In the coming months, the department will further develop the policies and protocols for the cameras with a broad range of community stakeholders, including Seattle Police Officers Guild, the Department of Justice, the federal monitor, the Community Police Commission and others.
“Body-worn video technology is incredibly important to our communities and our officers,” said Seattle Police Chief Kathleen O’Toole. “We are grateful for this assistance from the Department of Justice, and are excited to continue our work enhancing transparency, accountability, and community trust.”
“I have said this from day one that body cameras are a game changer for police accountability, public safety, and as a training tool to improve policing performance,” said Seattle Councilmember Bruce Harrell, chair of the Public Safety, Civil Rights and Technology Committee. “Police accountability advocates such as Campaign Zero, Seattle legislative districts and community leaders have asked for body cameras and this is great news. On behalf of the Council, I thank President Obama and his administration for allocating this funding. We will work towards complete funding in the upcoming budget process. Without question, our work continues building stronger community ties but it starts with clear impartial video evidence of police and civilian interactions. Body camera data from other police departments have seen use of force reduced by 60 percent.”

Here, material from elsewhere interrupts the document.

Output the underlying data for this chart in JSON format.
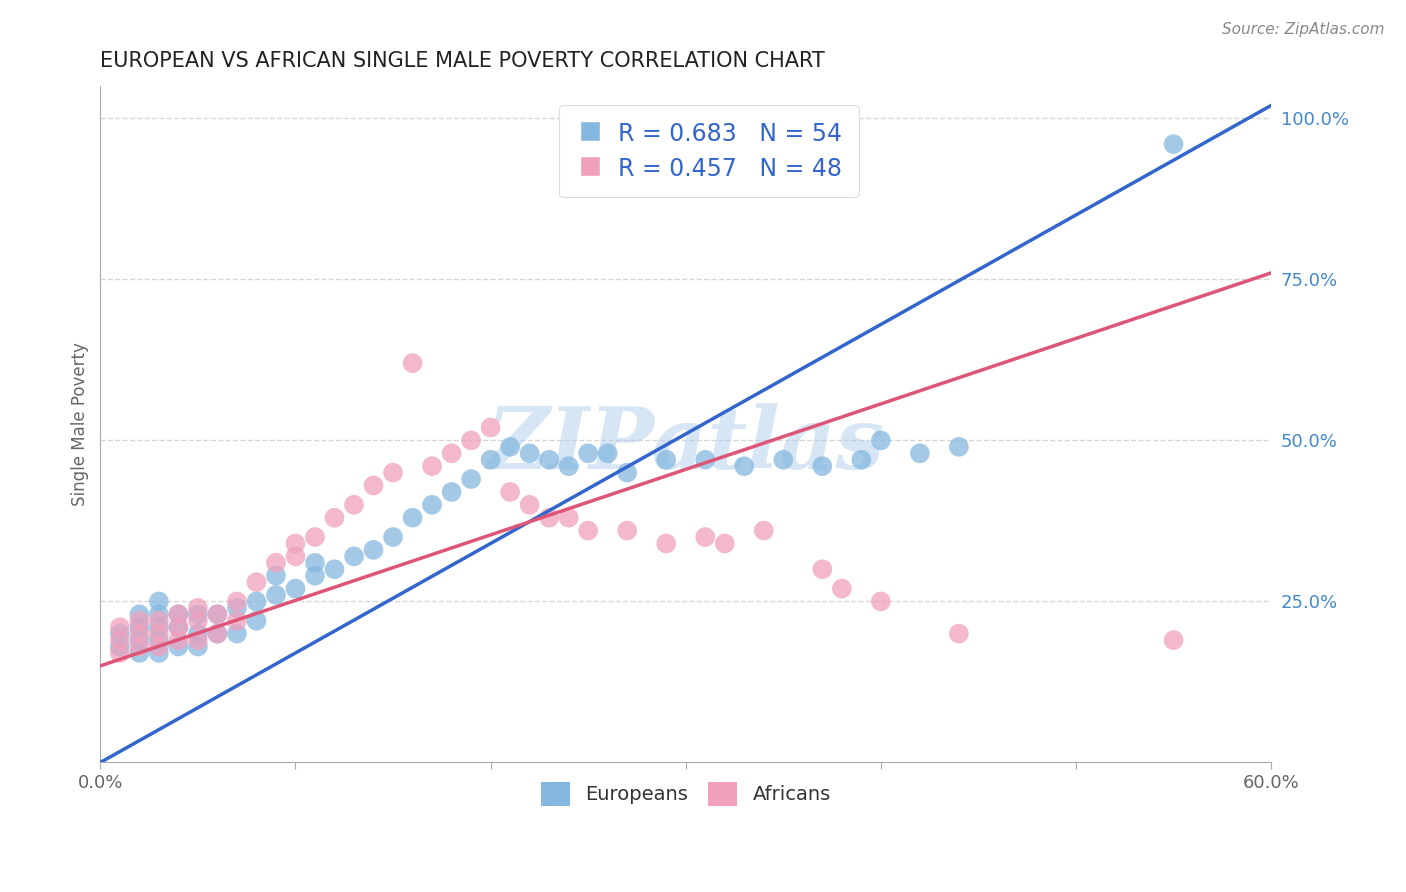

In today’s round of grant announcements, DOJ awarded $23.2 million to 73 local and tribal agencies in 32 states to expand the use of body-worn cameras and explore their impact. The grants, which require a 50/50 in-kind or cash match, can be used to purchase equipment and require that applicants establish a strong implementation plan and a robust training policy before purchasing cameras. The long term costs associated with storing this information will be the financial responsibility of each local agency.